AEO Spec Validator

Purpose: Validate task specifications and score them 0-100 to ensure they're sufficiently defined before execution.

When to Use

Invoke this skill when:

User provides a task description
Before starting any implementation work
When task is ambiguous or unclear

Scoring System (0-100)

Clarity Indicators (0-50 points)

Objective Clarity (15 points):

15 pts: Explicit, unambiguous objective
- Example: "Add email validation to signup form with regex check"
10 pts: Clear but minor ambiguities
- Example: "Add email validation to signup"
5 pts: Vague objective
- Example: "Improve signup process"
0 pts: No clear objective

Acceptance Criteria (15 points):

15 pts: Specific, testable criteria defined
- Example: "Must validate RFC 5322 format, reject + aliases, show inline errors"
10 pts: General criteria mentioned
- Example: "Must validate email format and show errors"
5 pts: Implied criteria
- Example: "Should work for valid emails"
0 pts: No criteria mentioned

Context Provided (10 points):

10 pts: Full context (where, why, constraints)
- Example: "For the signup form in /pages/auth/signup.tsx, using existing validator utility"
5 pts: Partial context
- Example: "For the signup form"
0 pts: No context

Dependencies Identified (10 points):

10 pts: All dependencies listed (libraries, services, APIs)
- Example: "Uses validator.js library, calls POST /api/validate"
5 pts: Some dependencies mentioned
- Example: "Uses validator library"
0 pts: No dependencies mentioned

Quality Indicators (0-30 points)

Tech Stack Specified (10 points):

10 pts: Specific technologies/libraries named
5 pts: General tech mentioned (e.g., "use a validation library")
0 pts: No tech mentioned

Test Requirements (10 points):

10 pts: Test cases specified
- Example: "Test valid emails, invalid formats, edge cases (+ alias)"
5 pts: General testing mentioned
- Example: "Should have tests"
0 pts: No testing mentioned

Performance/Security (10 points):

10 pts: Explicit requirements
- Example: "Must reject in <100ms, prevent email injection"
5 pts: General concerns mentioned
- Example: "Should be fast and secure"
0 pts: No mention

Risk Assessment (0-20 points)

Scope (10 points):

10 pts: Small, well-defined scope (1-2 files, <100 LOC)
5 pts: Medium scope (3-5 files, 100-500 LOC)
0 pts: Large scope (5+ files, 500+ LOC)

Complexity (10 points):

10 pts: Simple CRUD or clear logic
5 pts: Moderate complexity (multiple systems, integration)
0 pts: High complexity (architectural changes, unknowns)

Ambiguity Detection

Automatically detect and penalize these red flags:

Subjective Terms (-5 each):

"fast", "quick", "performant"
"good", "better", "optimal"
"simple", "clean", "elegant"
"user-friendly", "intuitive"

Vague Verbs (-10 each):

"improve" (without specifics)
"optimize" (without metrics)
"enhance" (without details)
"fix" (without describing what's broken)

Missing Constraints (-5 each):

No performance requirements
No error handling specified
No edge cases mentioned
No security considerations (for sensitive areas)

Scoring Examples

Example 1: Well-Defined Spec (Score: 92/100)
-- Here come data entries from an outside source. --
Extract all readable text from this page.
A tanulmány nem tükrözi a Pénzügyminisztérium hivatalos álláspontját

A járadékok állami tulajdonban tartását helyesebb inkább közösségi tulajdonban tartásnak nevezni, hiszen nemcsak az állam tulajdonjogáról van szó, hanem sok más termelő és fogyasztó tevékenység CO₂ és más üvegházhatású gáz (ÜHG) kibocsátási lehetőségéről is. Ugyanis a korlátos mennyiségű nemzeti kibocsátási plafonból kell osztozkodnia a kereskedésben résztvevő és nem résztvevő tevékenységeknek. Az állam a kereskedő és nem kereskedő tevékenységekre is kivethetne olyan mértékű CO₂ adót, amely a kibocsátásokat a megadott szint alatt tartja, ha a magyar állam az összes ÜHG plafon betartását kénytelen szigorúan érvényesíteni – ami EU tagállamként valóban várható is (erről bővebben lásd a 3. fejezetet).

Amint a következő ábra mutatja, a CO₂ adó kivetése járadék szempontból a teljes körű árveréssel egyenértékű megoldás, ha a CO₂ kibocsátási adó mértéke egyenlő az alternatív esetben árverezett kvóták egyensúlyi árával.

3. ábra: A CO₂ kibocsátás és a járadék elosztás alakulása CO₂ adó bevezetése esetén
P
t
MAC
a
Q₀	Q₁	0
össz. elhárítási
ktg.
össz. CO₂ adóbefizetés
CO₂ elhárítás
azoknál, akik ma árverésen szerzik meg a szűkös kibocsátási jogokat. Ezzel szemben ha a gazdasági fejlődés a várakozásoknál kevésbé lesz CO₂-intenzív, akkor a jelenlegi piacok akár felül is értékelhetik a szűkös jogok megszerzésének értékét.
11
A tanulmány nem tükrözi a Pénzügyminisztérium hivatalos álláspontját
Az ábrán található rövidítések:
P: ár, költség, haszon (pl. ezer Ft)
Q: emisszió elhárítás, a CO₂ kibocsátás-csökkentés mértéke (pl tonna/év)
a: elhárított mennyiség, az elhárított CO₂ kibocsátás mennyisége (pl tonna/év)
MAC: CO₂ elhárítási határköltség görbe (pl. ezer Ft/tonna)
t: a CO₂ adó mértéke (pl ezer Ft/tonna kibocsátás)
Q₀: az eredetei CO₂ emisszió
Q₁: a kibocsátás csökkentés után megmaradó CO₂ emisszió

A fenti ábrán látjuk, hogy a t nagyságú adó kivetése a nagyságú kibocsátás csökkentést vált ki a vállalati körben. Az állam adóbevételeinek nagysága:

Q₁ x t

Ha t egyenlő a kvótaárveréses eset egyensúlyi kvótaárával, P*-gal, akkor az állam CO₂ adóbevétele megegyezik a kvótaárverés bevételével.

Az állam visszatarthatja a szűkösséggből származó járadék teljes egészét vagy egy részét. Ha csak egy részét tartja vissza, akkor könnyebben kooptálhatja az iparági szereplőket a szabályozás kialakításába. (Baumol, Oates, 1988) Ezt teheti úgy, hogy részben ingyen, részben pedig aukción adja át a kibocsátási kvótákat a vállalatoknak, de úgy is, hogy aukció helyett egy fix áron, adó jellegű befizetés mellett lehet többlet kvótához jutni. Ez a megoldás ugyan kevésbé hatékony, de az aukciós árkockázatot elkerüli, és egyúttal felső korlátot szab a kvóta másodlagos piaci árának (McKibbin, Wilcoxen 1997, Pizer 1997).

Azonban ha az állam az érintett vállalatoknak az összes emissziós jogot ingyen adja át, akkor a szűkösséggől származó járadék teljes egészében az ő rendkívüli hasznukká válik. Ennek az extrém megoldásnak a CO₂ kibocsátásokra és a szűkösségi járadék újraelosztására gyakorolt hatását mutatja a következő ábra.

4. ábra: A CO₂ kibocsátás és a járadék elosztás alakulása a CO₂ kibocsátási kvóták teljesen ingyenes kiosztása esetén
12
Task: Add email validation to the signup form in /pages/auth/signup.tsx

Requirements:
- Validate using RFC 5322 format via validator.js library
- Reject email addresses with + aliases
- Show inline error message "Invalid email format" on blur
- Call POST /api/validate-email to check if already registered
- Tests: valid emails, invalid formats, + alias rejection, duplicates

Score Breakdown:
- Objective clarity: 15/15 (explicit)
- Acceptance criteria: 15/15 (specific, testable)
- Context: 10/10 (file location, existing utility)
- Dependencies: 10/10 (validator.js, API endpoint)
- Tech stack: 10/10 (validator.js named)
- Test requirements: 10/10 (specific test cases)
- Performance/security: 7/10 (missing perf req)
- Scope: 10/10 (single file)
- Complexity: 5/10 (integration but clear)

Total: 92/100 → PROCEED

Example 2: Poor Spec (Score: 28/100)

Task: Improve the signup

Score Breakdown:
- Objective clarity: 5/15 (vague)
- Acceptance criteria: 0/15 (none)
- Context: 0/10 (none)
- Dependencies: 0/10 (none)
- Tech stack: 0/10 (none)
- Test requirements: 0/10 (none)
- Performance/security: 0/10 (none)
- Scope: 8/10 (assume small)
- Complexity: 5/10 (assume simple)

Ambiguity Penalties:
- "Improve" (vague verb): -10
- "signup" (subjective good?): 0

Total: 28/100 → REFUSE

Feedback:
❌ SPEC INSUFFICIENT (28/100)

Missing:
• Specific acceptance criteria
• What to improve about signup?
• Context (which signup flow?)
• Dependencies and tech stack
• Test requirements

Please provide:
1. What specific improvement is needed?
2. Acceptance criteria for "done"
3. Which signup form/page?
4. Any constraints or requirements

Actions by Score Range

80-100: PROCEED

Well-defined spec
Proceed with confidence calculation
Note: "Spec score: XX/100 - well-defined"

60-79: MINOR GAPS

Generally clear, some details missing
Proceed but note assumptions

Format:

⚠️ SPEC HAS MINOR GAPS (68/100)

Assumptions:
• Using existing test framework
• Standard error handling
• No special performance requirements

Proceeding with these assumptions. Correct if wrong.

40-59: MAJOR GAPS

Significant ambiguities
Ask clarifying questions before proceeding

Format:

❌ SPEC NEEDS CLARIFICATION (45/100)

Missing Details:
• Which file(s) should be modified?
• What validation library to use?
• Acceptance criteria not specified
• No test requirements

Please clarify:
1. Where should this be implemented?
2. What tech stack/libraries?
3. What defines "done"?

< 40: UNACCEPTABLE

Too vague to execute
Refuse task
Request complete spec

Format:

❌ CANNOT PROCEED - SPEC TOO UNCLEAR (28/100)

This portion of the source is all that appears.